World : Smart city: using technology to tackle traffic and social isolation in Melbourne

Sharing child pickup duties, getting people to the bus stop and consolidating deliveries are some of the ideas emerging in the Resilient Melbourne Citymart Challenge

Traffic congestion and social isolation are two concepts that don’t immediately appear to be connected.

But in 2012, the Grattan Institute’s Social Cities report drew a direct line between inefficient urban transport and less time spent with friends and family. One estimate suggested every 10 minutes of commuting equates to 10% fewer social connections, while other research has found that more than 10% of working parents spend more time commuting to work than they spend with their children. It’s an issue that the city of Melbourne wants to get to grips with.

“Given congestion seems to be getting to be a greater scourge, more people are spending time in their vehicles, but by themselves, maybe listening to the radio. They’re not connecting to their communities and their families,” says Melbourne councillor Cathy Oke, chair of the environment portfolio.

“The city has two clear goals, not only around our transport strategy and around reduction of congestion, but we also have a social connection goal.”

And so the Resilient Melbourne Citymart Challenge was created. The brief: creative, feasible and impactful ideas to help to reduce transport congestion, and ideally also make the experience of travel more socially fulfilling.
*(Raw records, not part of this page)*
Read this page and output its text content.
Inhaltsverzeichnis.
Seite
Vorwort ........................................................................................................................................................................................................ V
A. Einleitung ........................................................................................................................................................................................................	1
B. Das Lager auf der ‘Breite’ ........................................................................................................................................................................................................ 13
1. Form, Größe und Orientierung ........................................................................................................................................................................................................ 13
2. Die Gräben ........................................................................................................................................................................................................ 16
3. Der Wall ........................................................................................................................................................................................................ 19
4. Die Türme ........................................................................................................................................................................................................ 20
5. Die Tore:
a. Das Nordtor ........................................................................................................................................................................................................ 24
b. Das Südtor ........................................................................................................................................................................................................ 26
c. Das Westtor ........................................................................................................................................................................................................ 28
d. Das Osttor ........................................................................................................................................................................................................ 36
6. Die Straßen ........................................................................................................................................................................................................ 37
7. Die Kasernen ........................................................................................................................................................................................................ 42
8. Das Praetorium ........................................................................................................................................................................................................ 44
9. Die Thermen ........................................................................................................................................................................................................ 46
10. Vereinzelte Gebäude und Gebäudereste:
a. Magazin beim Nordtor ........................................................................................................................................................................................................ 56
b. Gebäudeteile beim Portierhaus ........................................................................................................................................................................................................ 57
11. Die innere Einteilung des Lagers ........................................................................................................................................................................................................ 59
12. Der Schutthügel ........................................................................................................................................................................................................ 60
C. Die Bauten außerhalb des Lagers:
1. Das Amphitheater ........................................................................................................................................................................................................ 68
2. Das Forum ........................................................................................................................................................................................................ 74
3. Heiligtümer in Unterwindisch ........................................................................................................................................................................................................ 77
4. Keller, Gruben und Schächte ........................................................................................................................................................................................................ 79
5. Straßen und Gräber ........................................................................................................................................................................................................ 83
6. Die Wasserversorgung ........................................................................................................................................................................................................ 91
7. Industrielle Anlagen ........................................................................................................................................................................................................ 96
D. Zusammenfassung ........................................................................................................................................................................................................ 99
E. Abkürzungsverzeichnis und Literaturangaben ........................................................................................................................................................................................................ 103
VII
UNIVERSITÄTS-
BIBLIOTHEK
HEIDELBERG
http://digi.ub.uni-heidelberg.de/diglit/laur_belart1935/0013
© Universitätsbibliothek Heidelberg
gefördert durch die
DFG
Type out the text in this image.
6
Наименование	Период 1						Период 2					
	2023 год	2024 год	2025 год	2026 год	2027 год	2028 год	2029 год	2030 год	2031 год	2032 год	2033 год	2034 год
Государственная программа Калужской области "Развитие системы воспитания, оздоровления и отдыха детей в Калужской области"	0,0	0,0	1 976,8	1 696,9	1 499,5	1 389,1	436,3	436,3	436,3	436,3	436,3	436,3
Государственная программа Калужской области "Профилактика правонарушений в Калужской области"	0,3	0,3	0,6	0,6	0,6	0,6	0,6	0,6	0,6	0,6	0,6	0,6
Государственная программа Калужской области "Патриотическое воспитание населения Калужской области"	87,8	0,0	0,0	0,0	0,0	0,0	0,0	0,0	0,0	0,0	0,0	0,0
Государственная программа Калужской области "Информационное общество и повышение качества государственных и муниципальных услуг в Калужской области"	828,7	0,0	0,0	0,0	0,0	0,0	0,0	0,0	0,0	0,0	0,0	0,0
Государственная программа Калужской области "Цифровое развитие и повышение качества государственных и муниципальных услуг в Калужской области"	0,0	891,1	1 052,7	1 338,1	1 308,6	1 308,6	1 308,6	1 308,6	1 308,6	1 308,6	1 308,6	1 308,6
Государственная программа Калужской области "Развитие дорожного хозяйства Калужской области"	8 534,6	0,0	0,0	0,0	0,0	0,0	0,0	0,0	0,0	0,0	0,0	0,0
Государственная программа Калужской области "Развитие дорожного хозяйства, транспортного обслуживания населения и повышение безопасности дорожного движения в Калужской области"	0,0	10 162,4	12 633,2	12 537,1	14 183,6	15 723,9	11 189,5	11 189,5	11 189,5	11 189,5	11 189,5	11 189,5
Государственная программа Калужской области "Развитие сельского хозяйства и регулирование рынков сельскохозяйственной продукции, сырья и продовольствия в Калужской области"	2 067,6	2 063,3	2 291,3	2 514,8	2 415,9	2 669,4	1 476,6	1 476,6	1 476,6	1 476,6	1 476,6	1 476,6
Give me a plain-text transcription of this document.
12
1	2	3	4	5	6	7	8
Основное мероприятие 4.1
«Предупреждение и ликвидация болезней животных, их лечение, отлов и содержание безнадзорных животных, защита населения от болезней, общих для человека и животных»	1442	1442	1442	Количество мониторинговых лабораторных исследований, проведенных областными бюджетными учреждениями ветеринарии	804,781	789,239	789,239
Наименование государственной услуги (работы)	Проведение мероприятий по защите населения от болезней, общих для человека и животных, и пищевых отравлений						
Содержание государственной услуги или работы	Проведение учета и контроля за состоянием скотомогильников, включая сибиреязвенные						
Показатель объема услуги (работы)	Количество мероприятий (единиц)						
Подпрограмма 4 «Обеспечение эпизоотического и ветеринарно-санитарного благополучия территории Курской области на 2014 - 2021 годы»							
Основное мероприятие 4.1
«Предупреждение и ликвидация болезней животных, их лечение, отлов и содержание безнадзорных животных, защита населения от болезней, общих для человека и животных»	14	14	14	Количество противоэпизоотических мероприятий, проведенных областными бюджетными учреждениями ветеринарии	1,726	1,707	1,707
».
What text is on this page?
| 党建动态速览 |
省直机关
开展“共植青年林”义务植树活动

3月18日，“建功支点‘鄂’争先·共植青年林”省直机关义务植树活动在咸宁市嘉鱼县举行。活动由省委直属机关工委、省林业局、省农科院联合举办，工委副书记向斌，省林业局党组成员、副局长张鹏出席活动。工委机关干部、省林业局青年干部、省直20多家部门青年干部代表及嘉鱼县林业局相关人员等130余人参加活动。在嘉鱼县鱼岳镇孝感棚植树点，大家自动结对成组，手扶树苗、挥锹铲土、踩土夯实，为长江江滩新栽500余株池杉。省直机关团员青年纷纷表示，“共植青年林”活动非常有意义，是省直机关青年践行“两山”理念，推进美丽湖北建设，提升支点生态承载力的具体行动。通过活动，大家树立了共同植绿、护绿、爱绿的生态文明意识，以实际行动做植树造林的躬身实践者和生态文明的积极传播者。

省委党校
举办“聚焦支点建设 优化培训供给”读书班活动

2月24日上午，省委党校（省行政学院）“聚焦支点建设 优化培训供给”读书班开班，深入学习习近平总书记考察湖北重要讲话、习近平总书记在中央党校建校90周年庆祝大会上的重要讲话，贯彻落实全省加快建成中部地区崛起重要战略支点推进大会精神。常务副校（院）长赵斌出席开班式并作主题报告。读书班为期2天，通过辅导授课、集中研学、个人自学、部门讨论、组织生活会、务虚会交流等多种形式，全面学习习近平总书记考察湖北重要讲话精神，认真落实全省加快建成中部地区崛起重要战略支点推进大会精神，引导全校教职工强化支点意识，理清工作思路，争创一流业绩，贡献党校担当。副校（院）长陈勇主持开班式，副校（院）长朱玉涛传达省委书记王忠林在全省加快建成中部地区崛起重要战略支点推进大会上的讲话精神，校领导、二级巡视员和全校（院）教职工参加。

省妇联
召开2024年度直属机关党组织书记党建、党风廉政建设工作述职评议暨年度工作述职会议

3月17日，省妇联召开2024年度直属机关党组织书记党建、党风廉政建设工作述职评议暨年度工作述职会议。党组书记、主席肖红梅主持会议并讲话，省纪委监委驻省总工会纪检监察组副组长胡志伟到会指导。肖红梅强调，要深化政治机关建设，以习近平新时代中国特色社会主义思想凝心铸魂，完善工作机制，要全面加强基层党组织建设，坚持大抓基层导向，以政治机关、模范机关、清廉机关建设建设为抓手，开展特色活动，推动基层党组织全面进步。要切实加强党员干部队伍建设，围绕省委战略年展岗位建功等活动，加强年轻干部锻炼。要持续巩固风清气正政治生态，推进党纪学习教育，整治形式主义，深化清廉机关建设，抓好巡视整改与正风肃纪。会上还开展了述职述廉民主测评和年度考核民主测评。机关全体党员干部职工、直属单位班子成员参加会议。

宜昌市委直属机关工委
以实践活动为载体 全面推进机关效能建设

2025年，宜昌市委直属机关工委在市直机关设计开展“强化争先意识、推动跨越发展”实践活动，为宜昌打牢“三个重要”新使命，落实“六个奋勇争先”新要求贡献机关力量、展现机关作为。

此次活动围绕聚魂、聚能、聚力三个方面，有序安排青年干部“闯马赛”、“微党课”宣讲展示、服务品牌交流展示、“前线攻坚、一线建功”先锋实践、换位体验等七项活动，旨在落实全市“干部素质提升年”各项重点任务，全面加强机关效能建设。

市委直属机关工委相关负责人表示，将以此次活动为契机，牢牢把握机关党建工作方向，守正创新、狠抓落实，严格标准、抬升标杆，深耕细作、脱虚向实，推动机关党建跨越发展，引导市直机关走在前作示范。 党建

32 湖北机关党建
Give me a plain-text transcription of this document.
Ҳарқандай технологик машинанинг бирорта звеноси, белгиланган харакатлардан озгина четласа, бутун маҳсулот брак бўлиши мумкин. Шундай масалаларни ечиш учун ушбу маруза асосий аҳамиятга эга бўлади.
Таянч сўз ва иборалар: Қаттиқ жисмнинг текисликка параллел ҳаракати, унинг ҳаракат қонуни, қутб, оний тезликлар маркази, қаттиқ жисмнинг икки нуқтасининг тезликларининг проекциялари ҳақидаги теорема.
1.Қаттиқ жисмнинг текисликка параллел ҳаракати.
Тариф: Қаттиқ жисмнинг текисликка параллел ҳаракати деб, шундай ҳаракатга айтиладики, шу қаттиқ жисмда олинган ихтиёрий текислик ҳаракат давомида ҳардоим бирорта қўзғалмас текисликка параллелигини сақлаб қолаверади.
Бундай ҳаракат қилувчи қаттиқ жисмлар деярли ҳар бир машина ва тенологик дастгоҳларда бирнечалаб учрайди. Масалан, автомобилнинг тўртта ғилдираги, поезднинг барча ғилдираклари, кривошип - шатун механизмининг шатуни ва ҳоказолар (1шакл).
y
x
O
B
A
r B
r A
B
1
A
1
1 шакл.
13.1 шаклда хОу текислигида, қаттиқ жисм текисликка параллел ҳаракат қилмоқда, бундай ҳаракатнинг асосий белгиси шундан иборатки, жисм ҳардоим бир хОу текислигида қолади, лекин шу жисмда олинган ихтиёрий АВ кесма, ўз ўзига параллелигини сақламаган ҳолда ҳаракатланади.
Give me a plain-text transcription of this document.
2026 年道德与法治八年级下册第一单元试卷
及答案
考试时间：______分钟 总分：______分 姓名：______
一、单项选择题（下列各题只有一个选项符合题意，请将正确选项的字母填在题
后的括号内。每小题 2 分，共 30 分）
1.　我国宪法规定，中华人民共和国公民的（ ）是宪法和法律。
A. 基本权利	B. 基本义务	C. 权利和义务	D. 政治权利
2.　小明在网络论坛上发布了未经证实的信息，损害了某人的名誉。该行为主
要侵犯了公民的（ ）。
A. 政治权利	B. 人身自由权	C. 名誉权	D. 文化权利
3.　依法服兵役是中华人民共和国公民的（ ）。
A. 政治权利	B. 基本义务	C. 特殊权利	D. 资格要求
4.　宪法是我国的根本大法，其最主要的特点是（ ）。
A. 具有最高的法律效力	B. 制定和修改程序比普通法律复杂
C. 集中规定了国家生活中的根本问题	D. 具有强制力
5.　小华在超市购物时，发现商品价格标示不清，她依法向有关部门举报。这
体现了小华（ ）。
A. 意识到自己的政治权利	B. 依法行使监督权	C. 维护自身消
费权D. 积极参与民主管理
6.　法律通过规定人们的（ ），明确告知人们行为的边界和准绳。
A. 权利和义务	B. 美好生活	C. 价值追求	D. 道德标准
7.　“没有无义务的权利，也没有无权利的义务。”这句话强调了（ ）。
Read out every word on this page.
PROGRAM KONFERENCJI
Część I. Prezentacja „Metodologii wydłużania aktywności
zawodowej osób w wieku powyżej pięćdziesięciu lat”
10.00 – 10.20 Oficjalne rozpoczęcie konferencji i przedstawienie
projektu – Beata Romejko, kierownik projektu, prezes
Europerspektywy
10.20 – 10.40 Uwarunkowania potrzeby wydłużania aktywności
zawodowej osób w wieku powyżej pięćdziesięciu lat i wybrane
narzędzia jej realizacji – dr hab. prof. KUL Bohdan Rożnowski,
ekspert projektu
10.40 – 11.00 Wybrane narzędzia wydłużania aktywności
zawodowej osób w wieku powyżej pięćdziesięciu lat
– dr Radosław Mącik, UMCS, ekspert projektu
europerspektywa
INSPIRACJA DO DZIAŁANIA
There have been some interesting ideas so far. One of the entrants is taking advantage of social networks to combat the problem of congestion around schools and children’s events. Parachuute is a smartphone app developed by Maggie Scott and Mel Higgins to solve the problem that they as parents faced trying to be in two places at once – taking children to different schools, sports matches and parties – while also trying to fit in the demands of work and their own lives.

“The vision was about using technology to do probably what was done in the past; things like babysitting clubs, which were old-style models of communities helping each other,” says Scott.

Her previous role in strategy consulting for a health insurer got Scott thinking about parents struggling to shuttle multiple children to multiple events, and how this impacted their health and wellbeing.

The solution she and Higgins came up with was simple: leverage people’s existing social networks to enable the exchange of transportation favours via an app.

People either join Parachuute themselves and invite others, or get invited to join by another app user. Then they set up their trusted network of other parents within the app who they can send requests for or offers of transportation to specific events, like school or weekend sport.